Maktullerin yürek parçalayan görüntüleri geliyor. Maalesef bu çığlıkların ve görüntülerin kahir ekseriyeti Müslümanlara aittir. İslam dünyası şu an yüzünü İstanbul'a, bu zirveye dönerek, buradan çıkacak güzel haberlere kulak açtığını, kulak verdiğini görüyorum, buna inanıyorum.

Müslümanlar olarak üstesinden gelmemiz gereken sorunların başında mezhepçilik fitnesi geliyor, ırkçılık fitnesi geliyor. Her zaman ifade ettiğim gibi benim dinim Sünnilik de değildir Şiilik de değildir, benim dinim İslam'dır. Ben tıpkı 1 milyar 700 milyon kardeşim gibi sadece ve sadece bir Müslümanım. Diğer tüm farklılıklar bu inancımın, bu sıfatımın gerisindedir.
İslam adına her gün mazlumlara saldıran canlarına kast eden terör örgütleri asla bu mukaddes dinin temsilcisi olamaz. İslamın emirlerini açıkça ihlal edenler Müslümanların temsilcisi olamaz. 

Terör ve şiddet sorunu bugün İslam dünyasının en büyük meselelerinden biridir.
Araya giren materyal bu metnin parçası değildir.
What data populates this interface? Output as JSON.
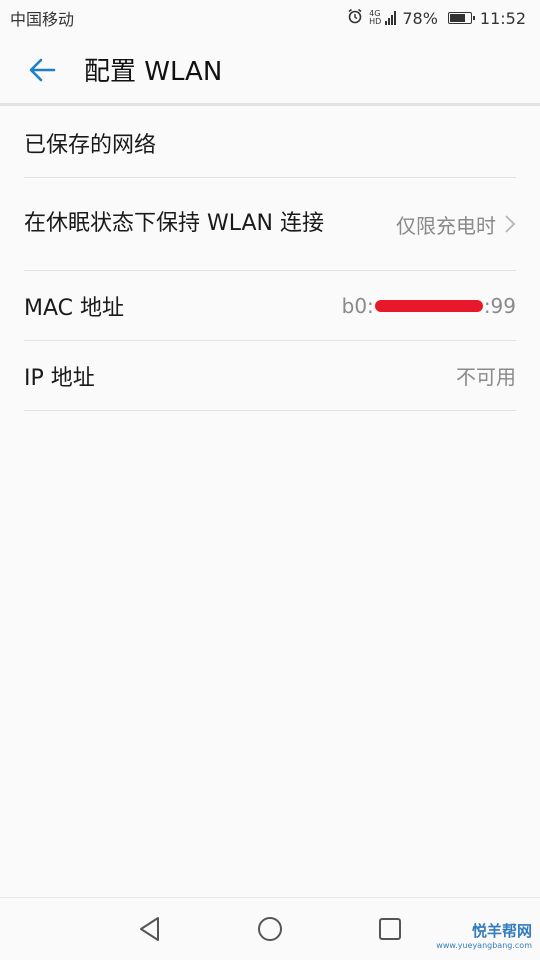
{
  "status_bar": {
    "carrier": "中国移动",
    "network_top": "4G",
    "network_bottom": "HD",
    "battery": "78%",
    "battery_level": 0.78,
    "time": "11:52"
  },
  "header": {
    "title": "配置 WLAN"
  },
  "settings": {
    "saved_networks": {
      "label": "已保存的网络"
    },
    "keep_wlan_on_sleep": {
      "label": "在休眠状态下保持 WLAN 连接",
      "value": "仅限充电时"
    },
    "mac_address": {
      "label": "MAC 地址",
      "value_prefix": "b0:",
      "value_suffix": ":99"
    },
    "ip_address": {
      "label": "IP 地址",
      "value": "不可用"
    }
  },
  "watermark": {
    "title": "悦羊帮网",
    "url": "www.yueyangbang.com"
  },
  "colors": {
    "accent": "#1d7fc4",
    "background": "#fafafa",
    "secondary_text": "#8a8a8a",
    "redaction": "#e8182a"
  },
  "icons": {
    "back": "arrow-left-icon",
    "chevron": "chevron-right-icon",
    "alarm": "alarm-clock-icon",
    "signal": "signal-icon",
    "battery": "battery-icon",
    "nav_back": "triangle-back-icon",
    "nav_home": "circle-home-icon",
    "nav_recent": "square-recent-icon"
  }
}
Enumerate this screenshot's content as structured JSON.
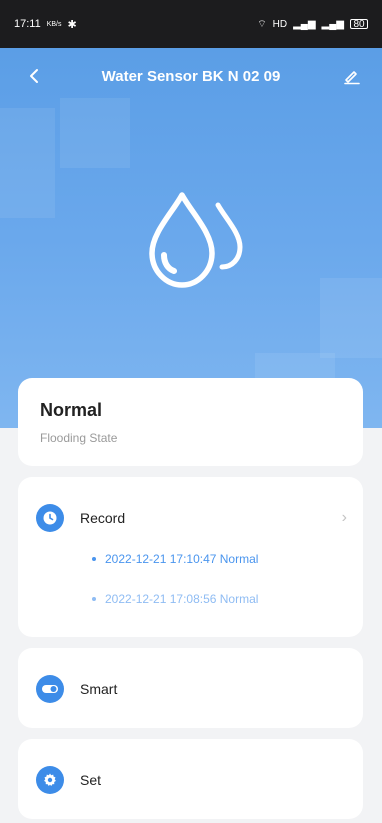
{
  "status_bar": {
    "time": "17:11",
    "left_extra": "KB/s",
    "right_indicators": "HD",
    "battery": "80"
  },
  "header": {
    "title": "Water Sensor BK N 02 09"
  },
  "state": {
    "value": "Normal",
    "label": "Flooding State"
  },
  "record": {
    "label": "Record",
    "entries": [
      "2022-12-21 17:10:47 Normal",
      "2022-12-21 17:08:56 Normal"
    ]
  },
  "smart": {
    "label": "Smart"
  },
  "settings": {
    "label": "Set"
  },
  "colors": {
    "accent": "#3d8ce8",
    "hero_top": "#5b9ee6",
    "hero_bottom": "#7fb6f0",
    "record_text": "#4a95ee"
  }
}
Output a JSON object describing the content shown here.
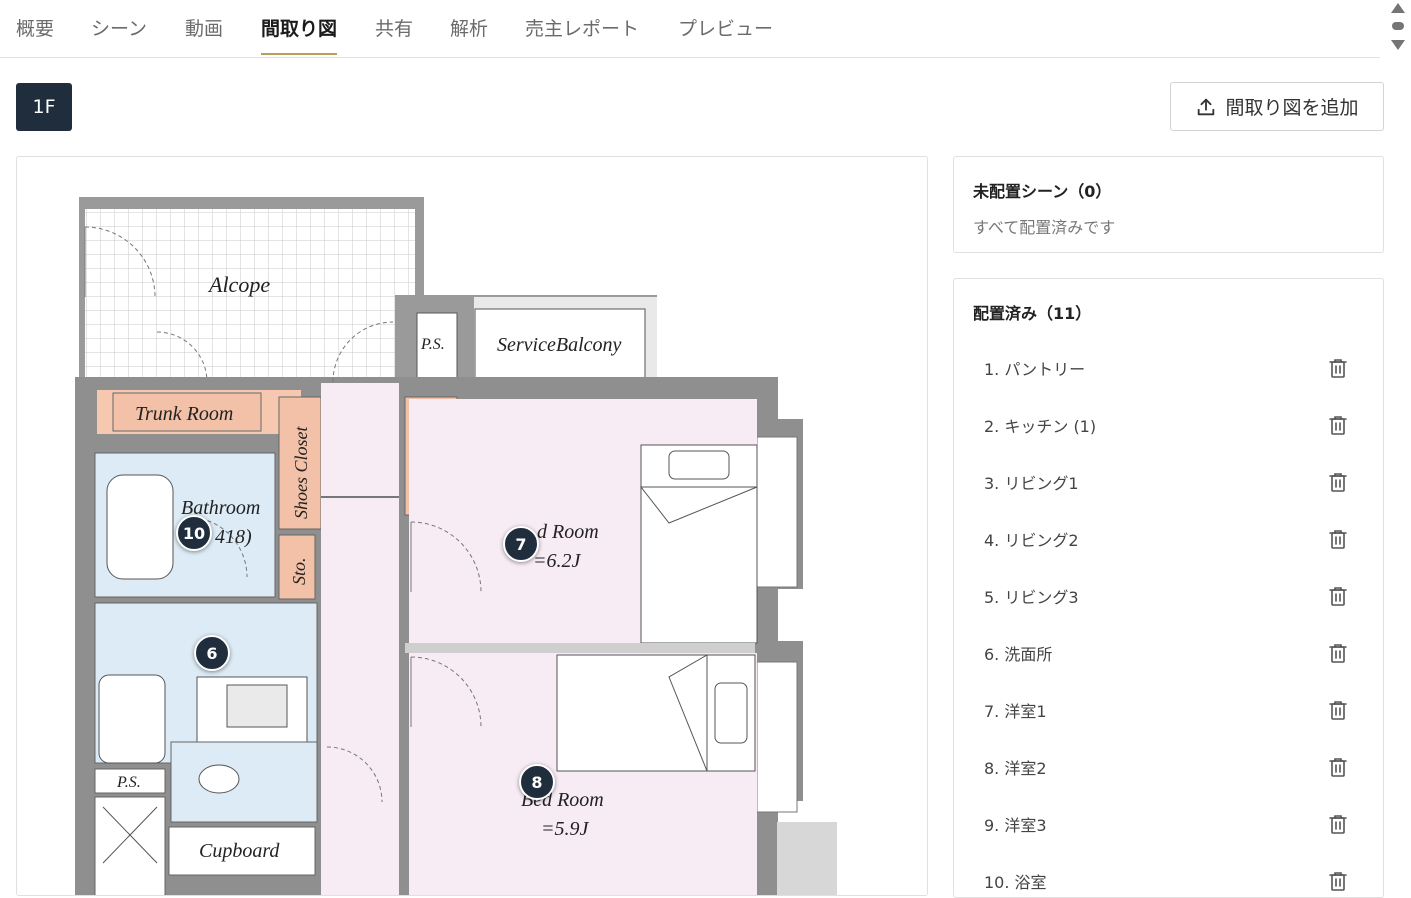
{
  "tabs": [
    {
      "label": "概要"
    },
    {
      "label": "シーン"
    },
    {
      "label": "動画"
    },
    {
      "label": "間取り図",
      "active": true
    },
    {
      "label": "共有"
    },
    {
      "label": "解析"
    },
    {
      "label": "売主レポート"
    },
    {
      "label": "プレビュー"
    }
  ],
  "floor": {
    "label": "1F"
  },
  "add_floorplan": {
    "label": "間取り図を追加",
    "icon": "upload-icon"
  },
  "floorplan": {
    "rooms": {
      "alcove": "Alcope",
      "service_balcony": "ServiceBalcony",
      "ps_top": "P.S.",
      "trunk_room": "Trunk Room",
      "shoes_closet": "Shoes Closet",
      "sto": "Sto.",
      "bathroom": "Bathroom",
      "bathroom_size": "418)",
      "bedroom1": "d Room",
      "bedroom1_size": "=6.2J",
      "bedroom2": "Bed Room",
      "bedroom2_size": "=5.9J",
      "ps_left": "P.S.",
      "cupboard": "Cupboard"
    },
    "pins": [
      {
        "label": "10"
      },
      {
        "label": "7"
      },
      {
        "label": "6"
      },
      {
        "label": "8"
      }
    ],
    "colors": {
      "pink": "#f8ecf4",
      "blue": "#dcebf6",
      "orange": "#f3c1a8",
      "wall": "#9a9a9a",
      "pin": "#1f2d3d"
    }
  },
  "unplaced": {
    "title": "未配置シーン（0）",
    "message": "すべて配置済みです"
  },
  "placed": {
    "title": "配置済み（11）",
    "items": [
      {
        "label": "1. パントリー"
      },
      {
        "label": "2. キッチン (1)"
      },
      {
        "label": "3. リビング1"
      },
      {
        "label": "4. リビング2"
      },
      {
        "label": "5. リビング3"
      },
      {
        "label": "6. 洗面所"
      },
      {
        "label": "7. 洋室1"
      },
      {
        "label": "8. 洋室2"
      },
      {
        "label": "9. 洋室3"
      },
      {
        "label": "10. 浴室"
      }
    ]
  }
}
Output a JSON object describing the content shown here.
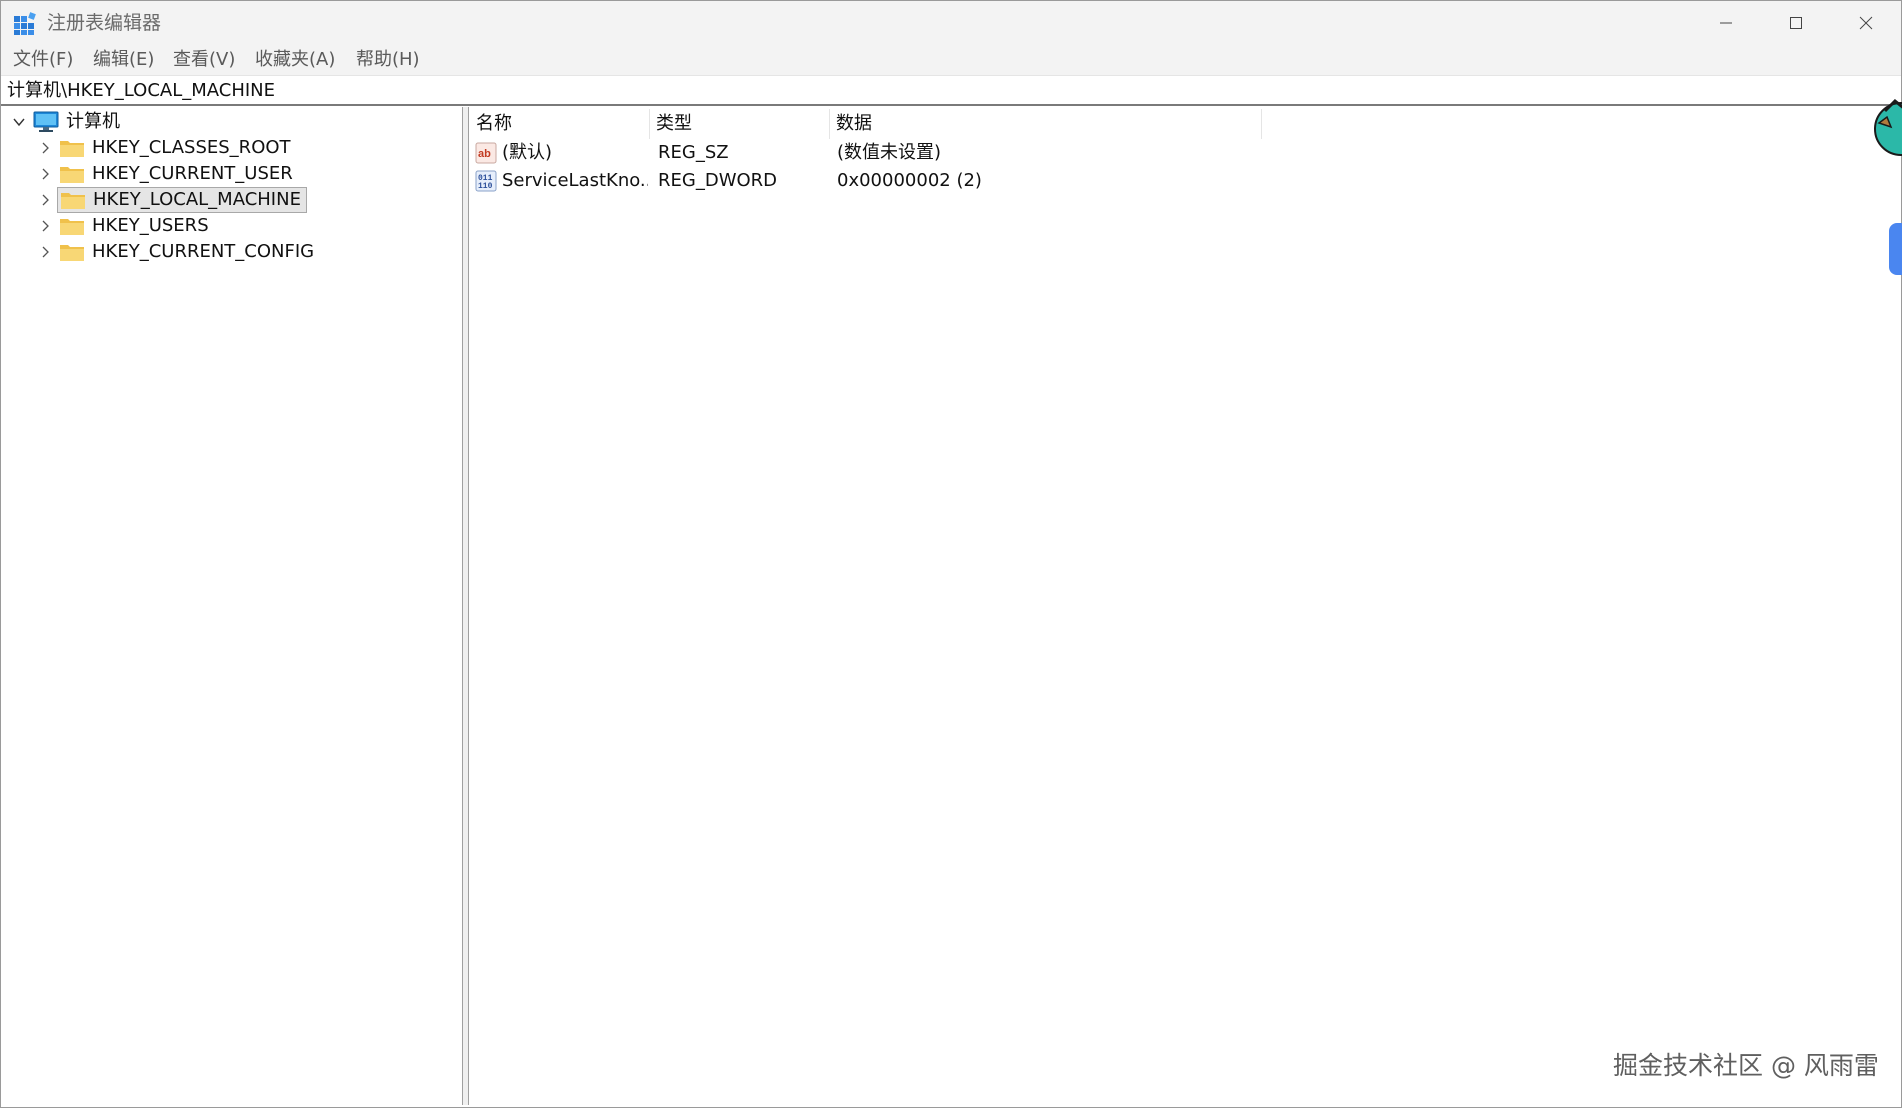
{
  "window": {
    "title": "注册表编辑器"
  },
  "menu": [
    {
      "label": "文件(F)"
    },
    {
      "label": "编辑(E)"
    },
    {
      "label": "查看(V)"
    },
    {
      "label": "收藏夹(A)"
    },
    {
      "label": "帮助(H)"
    }
  ],
  "address": {
    "path": "计算机\\HKEY_LOCAL_MACHINE"
  },
  "tree": {
    "root": {
      "label": "计算机",
      "expanded": true
    },
    "items": [
      {
        "label": "HKEY_CLASSES_ROOT",
        "selected": false
      },
      {
        "label": "HKEY_CURRENT_USER",
        "selected": false
      },
      {
        "label": "HKEY_LOCAL_MACHINE",
        "selected": true
      },
      {
        "label": "HKEY_USERS",
        "selected": false
      },
      {
        "label": "HKEY_CURRENT_CONFIG",
        "selected": false
      }
    ]
  },
  "list": {
    "columns": [
      {
        "label": "名称"
      },
      {
        "label": "类型"
      },
      {
        "label": "数据"
      }
    ],
    "rows": [
      {
        "icon": "string-value-icon",
        "name": "(默认)",
        "type": "REG_SZ",
        "data": "(数值未设置)"
      },
      {
        "icon": "binary-value-icon",
        "name": "ServiceLastKno...",
        "type": "REG_DWORD",
        "data": "0x00000002 (2)"
      }
    ]
  },
  "watermark": "掘金技术社区 @ 风雨雷",
  "colors": {
    "accent": "#0078d4",
    "folder": "#f6d36b",
    "selection": "#e5e5e5"
  }
}
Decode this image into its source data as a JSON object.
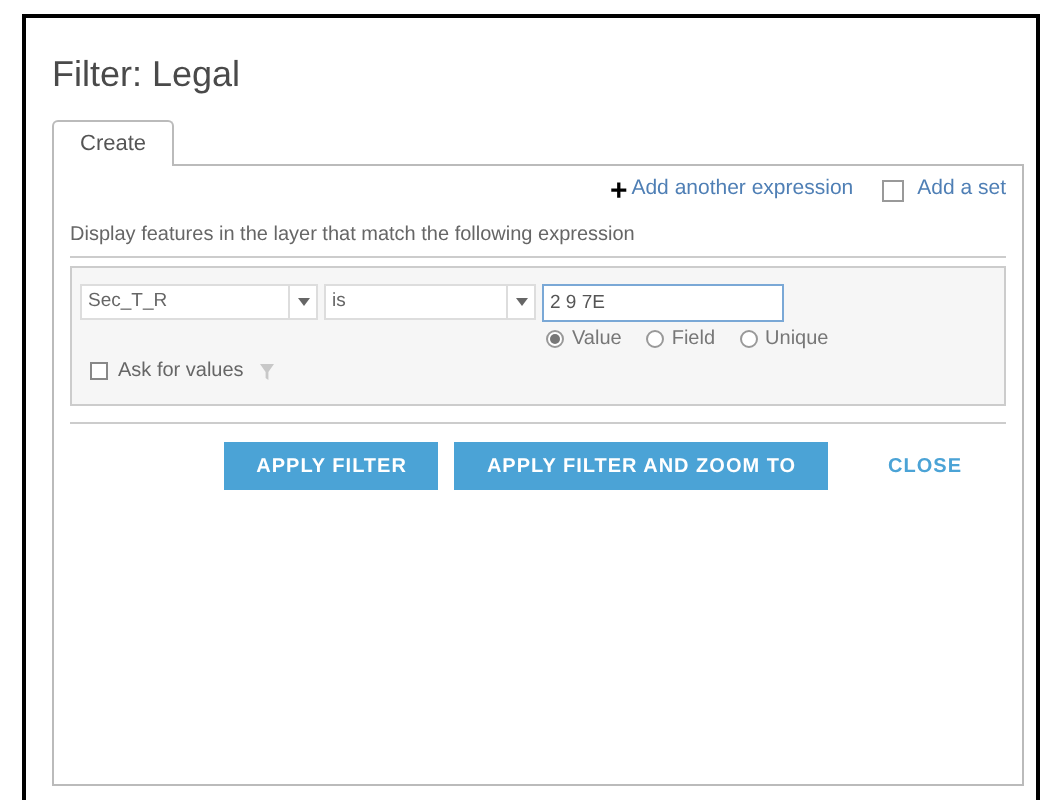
{
  "dialog": {
    "title": "Filter: Legal"
  },
  "tabs": [
    {
      "label": "Create",
      "selected": true
    }
  ],
  "add_expression": {
    "icon": "+",
    "label": "Add another expression"
  },
  "add_set": {
    "label": "Add a set",
    "checked": false
  },
  "description": "Display features in the layer that match the following expression",
  "expression": {
    "field": "Sec_T_R",
    "operator": "is",
    "value": "2 9 7E",
    "value_types": [
      {
        "label": "Value",
        "selected": true
      },
      {
        "label": "Field",
        "selected": false
      },
      {
        "label": "Unique",
        "selected": false
      }
    ],
    "ask_for_values": {
      "label": "Ask for values",
      "checked": false
    }
  },
  "buttons": [
    {
      "label": "APPLY FILTER",
      "kind": "primary"
    },
    {
      "label": "APPLY FILTER AND ZOOM TO",
      "kind": "primary"
    },
    {
      "label": "CLOSE",
      "kind": "link"
    }
  ]
}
Geçmişte El-Kaide yüzünden Afganistan'ın nasıl tahrip edildiğini, nasıl yüz binlerce Müslümanın katledildiğini, milyonlarcasının da mağdur edildiğini çok iyi hatırlıyoruz. Şimdi Irak'ta ve Suriye'de belirli bölgeleri kontrolü altına alan Libya'da etkinlik kurma çabası içinde olan DAİŞ aynı kirli gayeye hizmet ediyor. Afrika'nın çeşitli bölgelerinde terör eylemleri düzenleyen Boko Haram ve Eş Şebab gibi örgütleri de aynı kapsamda görüyoruz. Dikkat ediniz, birkaç şov amaçlı eylem dışında, bu terör örgütlerinin tüm zulümleri, tüm zararları Müslümanlaradır.

Biz dünyanın hiçbir yerinde masum insanlara yönelen hiçbir eylemi tasvip etmiyoruz. Bunlara tevessül edenleri dinine kökenine bakmadan terör örgütü mensubu olarak nitelendiriyoruz. Kimi ülkelerin özellikle de Batılı devletlerin terör örgütlerine karşı ikircikli tutum takındıklarını görüyoruz.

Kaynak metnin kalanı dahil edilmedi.